Paxlovid, a treatment given to certain people who test positive for COVID-19, isn’t new: The oral antiviral was given emergency use authorization by the US Food and Drug Administration (FDA) in December 2021. Recently, though, the drug is slightly hard to come by: It’s prescribed in less than 20 to 25% of COVID-19 cases in some states, according to reporting from The New York Times.
This isn’t due to Paxlovid’s efficacy: In the 15 months doctors have been prescribing the drug—which was developed to fight SARS-CoV-2, the virus that causes COVID-19—they’ve seen good results, Thomas Russo, MD, an infectious disease expert at the University of Buffalo Jacobs School of Medicine and Biomedical Sciences, tells SELF.
For starters, research from the Centers for Disease Control and Prevention (CDC) has shown that taking Paxlovid to treat COVID-19 reduces the risk of hospitalization up to 51% for people 18 and up. That same CDC report also found that, among people hospitalized with COVID-19, those who take Paxlovid are less likely to die.
Aside from cutting the risk of hospitalization and death—two potential consequences of COVID-19 that are often, though sometimes mistakenly, associated only with high-risk individuals—Paxlovid can benefit young, otherwise healthy people, Valida Bajrovic, MD, director of antimicrobial stewardship at Mount Sinai Morningside and Mount Sinai West in New York, tells SELF. She points to preliminary research from the US Department of Veterans Affairs (VA), which hasn’t yet been peer-reviewed, that found Paxlovid use reduces the risk of developing 10 of 12 symptoms and complications associated with long COVID—including heart disease, blood disorders, shortness of breath, and neurocognitive impairment, among others. (Reminder: Long COVID can affect anyone infected with the virus, not just high-risk individuals.)
On top of this, Dr.
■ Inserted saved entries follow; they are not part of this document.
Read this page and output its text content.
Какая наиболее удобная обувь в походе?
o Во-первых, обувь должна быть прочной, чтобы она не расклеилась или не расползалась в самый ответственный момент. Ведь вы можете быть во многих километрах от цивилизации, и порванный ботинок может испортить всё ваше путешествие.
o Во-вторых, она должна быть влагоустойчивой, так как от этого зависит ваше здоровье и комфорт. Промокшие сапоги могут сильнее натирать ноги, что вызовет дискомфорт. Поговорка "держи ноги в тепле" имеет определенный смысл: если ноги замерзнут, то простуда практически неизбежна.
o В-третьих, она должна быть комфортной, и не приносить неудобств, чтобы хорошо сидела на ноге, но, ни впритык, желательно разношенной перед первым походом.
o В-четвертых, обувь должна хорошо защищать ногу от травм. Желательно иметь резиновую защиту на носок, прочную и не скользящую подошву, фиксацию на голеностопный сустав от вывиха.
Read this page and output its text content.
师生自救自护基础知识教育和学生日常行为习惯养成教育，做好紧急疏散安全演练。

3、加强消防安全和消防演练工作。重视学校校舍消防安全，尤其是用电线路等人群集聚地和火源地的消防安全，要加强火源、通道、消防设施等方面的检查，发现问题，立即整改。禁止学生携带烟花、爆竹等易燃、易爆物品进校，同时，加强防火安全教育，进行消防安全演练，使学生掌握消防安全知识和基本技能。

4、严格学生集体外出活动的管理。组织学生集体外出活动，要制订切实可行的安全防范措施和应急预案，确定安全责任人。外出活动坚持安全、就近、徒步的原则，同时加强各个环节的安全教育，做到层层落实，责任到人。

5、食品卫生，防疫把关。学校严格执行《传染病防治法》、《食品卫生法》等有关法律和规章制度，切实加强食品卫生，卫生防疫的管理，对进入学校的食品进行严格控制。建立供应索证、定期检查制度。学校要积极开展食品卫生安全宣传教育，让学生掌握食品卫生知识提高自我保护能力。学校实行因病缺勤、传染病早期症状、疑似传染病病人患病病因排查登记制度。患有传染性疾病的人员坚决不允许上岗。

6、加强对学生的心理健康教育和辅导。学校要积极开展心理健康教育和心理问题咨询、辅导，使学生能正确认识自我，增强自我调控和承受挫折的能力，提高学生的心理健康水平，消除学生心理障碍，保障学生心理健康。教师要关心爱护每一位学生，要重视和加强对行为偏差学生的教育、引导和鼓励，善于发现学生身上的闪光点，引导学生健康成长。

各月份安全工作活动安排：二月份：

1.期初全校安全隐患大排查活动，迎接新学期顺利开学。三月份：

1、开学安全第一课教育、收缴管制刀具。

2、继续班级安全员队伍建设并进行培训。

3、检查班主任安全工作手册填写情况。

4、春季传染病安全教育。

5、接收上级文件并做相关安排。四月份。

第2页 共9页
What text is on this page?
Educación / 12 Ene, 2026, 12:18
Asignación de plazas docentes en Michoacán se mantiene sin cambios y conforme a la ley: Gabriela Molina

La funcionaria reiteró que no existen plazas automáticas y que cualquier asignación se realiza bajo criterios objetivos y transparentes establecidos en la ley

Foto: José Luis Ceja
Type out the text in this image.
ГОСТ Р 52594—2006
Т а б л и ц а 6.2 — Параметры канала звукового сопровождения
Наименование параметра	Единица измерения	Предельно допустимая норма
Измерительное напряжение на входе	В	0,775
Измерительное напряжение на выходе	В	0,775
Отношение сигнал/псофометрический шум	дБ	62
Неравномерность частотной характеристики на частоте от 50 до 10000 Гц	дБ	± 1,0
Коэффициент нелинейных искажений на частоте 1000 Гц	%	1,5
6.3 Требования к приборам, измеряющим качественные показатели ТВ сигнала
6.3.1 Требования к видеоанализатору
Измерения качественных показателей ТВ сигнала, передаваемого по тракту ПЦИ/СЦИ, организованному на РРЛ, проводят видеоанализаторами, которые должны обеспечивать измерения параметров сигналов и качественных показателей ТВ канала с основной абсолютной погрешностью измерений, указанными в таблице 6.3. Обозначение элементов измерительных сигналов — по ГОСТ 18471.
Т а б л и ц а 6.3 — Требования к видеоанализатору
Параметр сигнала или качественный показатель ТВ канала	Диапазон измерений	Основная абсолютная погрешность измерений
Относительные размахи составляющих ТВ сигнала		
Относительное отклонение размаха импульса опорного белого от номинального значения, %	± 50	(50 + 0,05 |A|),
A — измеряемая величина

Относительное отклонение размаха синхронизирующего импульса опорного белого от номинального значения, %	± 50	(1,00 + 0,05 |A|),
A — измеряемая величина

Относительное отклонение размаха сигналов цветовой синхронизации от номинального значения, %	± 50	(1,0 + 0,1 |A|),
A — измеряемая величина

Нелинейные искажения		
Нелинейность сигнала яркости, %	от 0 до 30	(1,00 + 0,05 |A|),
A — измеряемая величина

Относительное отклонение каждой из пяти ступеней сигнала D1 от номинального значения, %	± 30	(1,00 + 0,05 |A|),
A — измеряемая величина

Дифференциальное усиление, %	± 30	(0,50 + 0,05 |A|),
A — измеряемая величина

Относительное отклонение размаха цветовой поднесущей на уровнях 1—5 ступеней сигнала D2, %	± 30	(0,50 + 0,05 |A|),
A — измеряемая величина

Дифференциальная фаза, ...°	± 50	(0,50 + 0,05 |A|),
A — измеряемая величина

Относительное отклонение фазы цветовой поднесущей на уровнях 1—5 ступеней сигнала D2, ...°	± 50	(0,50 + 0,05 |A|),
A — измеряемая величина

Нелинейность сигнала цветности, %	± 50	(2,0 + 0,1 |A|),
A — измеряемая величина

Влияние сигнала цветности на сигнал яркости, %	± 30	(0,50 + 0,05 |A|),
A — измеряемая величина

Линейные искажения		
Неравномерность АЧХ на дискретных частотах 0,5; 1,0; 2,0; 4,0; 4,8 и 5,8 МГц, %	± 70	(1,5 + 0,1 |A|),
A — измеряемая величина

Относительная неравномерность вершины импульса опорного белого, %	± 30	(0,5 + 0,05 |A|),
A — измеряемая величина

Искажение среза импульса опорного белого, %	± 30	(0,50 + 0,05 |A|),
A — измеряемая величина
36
Bajrovic says, taking Paxlovid may reduce the number of days you’re sick with COVID-19, should you get infected. “For young, otherwise healthy patients, [taking Paxlovid can mean] fewer days of fever and severe cough,” she explains.
Even though the benefits of Paxlovid have been documented, some experts say that the drug still isn’t used enough. Below, experts explain why Paxlovid is underused—and what needs to be done to change that.
Who can and can’t get a Paxlovid prescription right now?
Right now, Paxlovid is recommended for people who are considered high-risk. Until recently, people actually needed a positive COVID test to get a Paxlovid prescription. But in February 2023, the FDA revised the emergency use authorization (EUA) for the drug, noting the “removal of requirement of SARS-CoV-2 viral testing” for Paxlovid. Though the agency didn’t clarify why they revised the EUA, this could help get Paxlovid to more people, Dr. Russo says.
Though some may falsely assume “high-risk” individuals make up a small segment of the population, that’s not the case, Dr. Bajrovic says. In addition to anyone over the age of 65, pregnant people, people with high BMIs, people who haven’t been vaccinated, people with certain mental health conditions (including depression), and people with a wide range of chronic health issues—including diabetes, asthma, cancer, chronic kidney disease, chronic lung disease, and more—are at risk of developing severe disease from COVID-19—and are, thus, eligible for Paxlovid, Dr. Bajrovic says. There’s no way to tell exactly how many people this affects, but a significant percent of the American population can take Paxlovid to treat COVID-19, she adds. (The number of unvaccinated people alone is in the millions: Only 81% of people have received at least one dose, per the CDC.)